Die Drogentherapie als letzter Ausweg

Wie man durch Drogentherapie dem Teufelskreis entkommt und sein Leben wieder in geregelte Bahnen lenken kann


Spätestens seit den Anfängen der Industrialisierung haben die Suchthilfe und die damit verbundenen Maßnahmen grundlegend an Bedeutung gewonnen. Zur damaligen Zeit handelte es sich jedoch lediglich um die Behandlung von Alkoholproblemen, woraus sich jedoch bis heute ein differenziertes Hilfesystem entwickelt hat, welches durch stetige Veränderung und Verbesserung optimiert wird. Hierbei stellt die stationäre Drogentherapie eine Entwöhnungsbehandlung dar, die nach der Entgiftung die Abstinenz von Drogen dauerhaft machen und die Abhängigkeit beenden soll. Dabei wird nicht nur der Behandlung von Schädigungen des Körpers durch den Konsum Beachtung geschenkt, sondern auch die Auslöser des Substanz-Missbrauchs behandelt. Die häufigste Ursache werden hierbei psychische Probleme benannt. Eine Therapie wird von den Patienten freiwillig in Anspruch genommen, wodurch es ihnen jeder Zeit frei steht ob sie diese vollenden oder abbrechen wollen.

Grundvoraussetzungen
Die Drogentherapie findet hauptsächlich in einer therapeutischen Gemeinschaft statt. Das bedeutet, dass, wie in einer Wohngemeinschaft, ungefähr 25 bis 30 Menschen zusammen in einem Haus Leben. Durch die sich aufbauenden zwischenmenschlichen Beziehungen und das Gemeinschaftsgefühl durch eine ähnliche Vergangenheit, können sich die Patienten untereinander motivieren und somit die Chance auf eine Zukunft ohne Drogen erhöhen. In der Einrichtung hat dabei jeder verschiedene Aufgaben zu erfüllen und für einen jeweiligen Bereich Verantwortung zu übernehmen, beispielsweise bei der Küchenarbeit, dem Putzdienst, der Versorgung der Tiere und ähnliches.
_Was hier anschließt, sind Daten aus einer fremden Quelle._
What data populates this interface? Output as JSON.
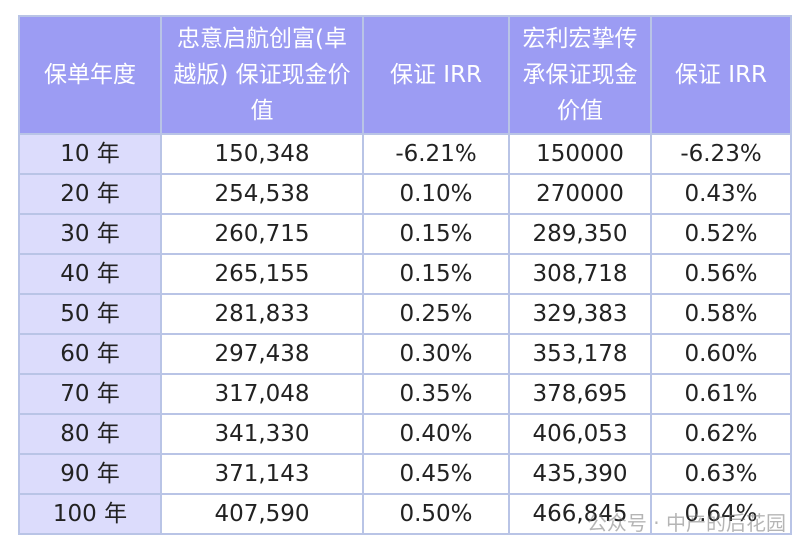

Bei dieser Arbeitstherapie sind, wie in der gesamten Wohngemeinschaft, Drogen (inklusive Alkohol) und Gewalt absolut verboten.

Ablauf
Im Normalfall beträgt die Dauer der Drogentherapie sechs Monate und wird im Anschluss meist um eine dreimonatige Adaptionsphase verlängert. Die eigentlichen psychotherapeutischen Maßnahmen einer Drogentherapie finden in Kleingruppen, also mit acht bis zwölf Patienten statt, wobei die Gruppe selbst ein Lern- und Erfahrungsfeld darstellt. Darüber hinaus können, können in vielen Therapieeinrichtungen Einzelgespräche mit den Betroffenen stattfinden, bei denen häufig auch die Familienmitglieder eingeladen werden. Die Arbeits- und Gruppentherapie stellen jedoch nur einen Teil der Maßnahmen zur Drogenabstinenz dar, denn die Patienten lernen durch verschiedene Freizeitaktivitäten und erlebnispädagogischen Angeboten, wie man sich in eine Gruppe integriert, soziale Kompetenzen aufbaut und wie man sich erfolgreich von der Sucht ablenkt um diese zu besiegen. Dafür bieten sich vor allem Zeltausflüge, sowie Kletterangebote und Fahrten mit dem Kanu an. In vielen Einrichtungen ist die Teilnahme an Sportangeboten wie beispielsweise Volleyball, Fußball, Krafttraining usw. sogar zur Pflicht geworden. In der folgenden Adaptionsphase wird sehr viel Wert auf die zunehmende Selbstständigkeit der Betroffenen gelegt. Hierbei stehen für den Patienten drei Hauptaspekte im Mittelpunkt. Darunter zählt die Wohnungssuche als Grundlage für den Einstieg in ein normales Leben. Ein weiterer Aspekt der Sozialisation liegt in der Suche einer Arbeitsstelle bzw. einer Beschäftigung, um eine selbstständige Versorgung mit lebensnotwendigen Gütern zu gewährleisten. Darüber hinaus wird dem Patienten aufgetragen, sich für die Zeit nach der Therapie um eine Nachsorge zu bemühen, wodurch Rückfälle vermieden und eine dauerhafte Drogenabstinenz gefördert wird.
In Deutschland gibt es verschiedene Einrichtungen für eine Drogentherapie, die unterschiedliche, gesellschaftliche Gruppen anspricht. So gibt es Einrichtungen speziell für Frauen, für Männer, für beide Geschlechter sowie für Mütter die ihre Kinder mit unterbringen müssen, als auch Einrichtungen, die in verschiedene Altersstufen gestaffelt sind.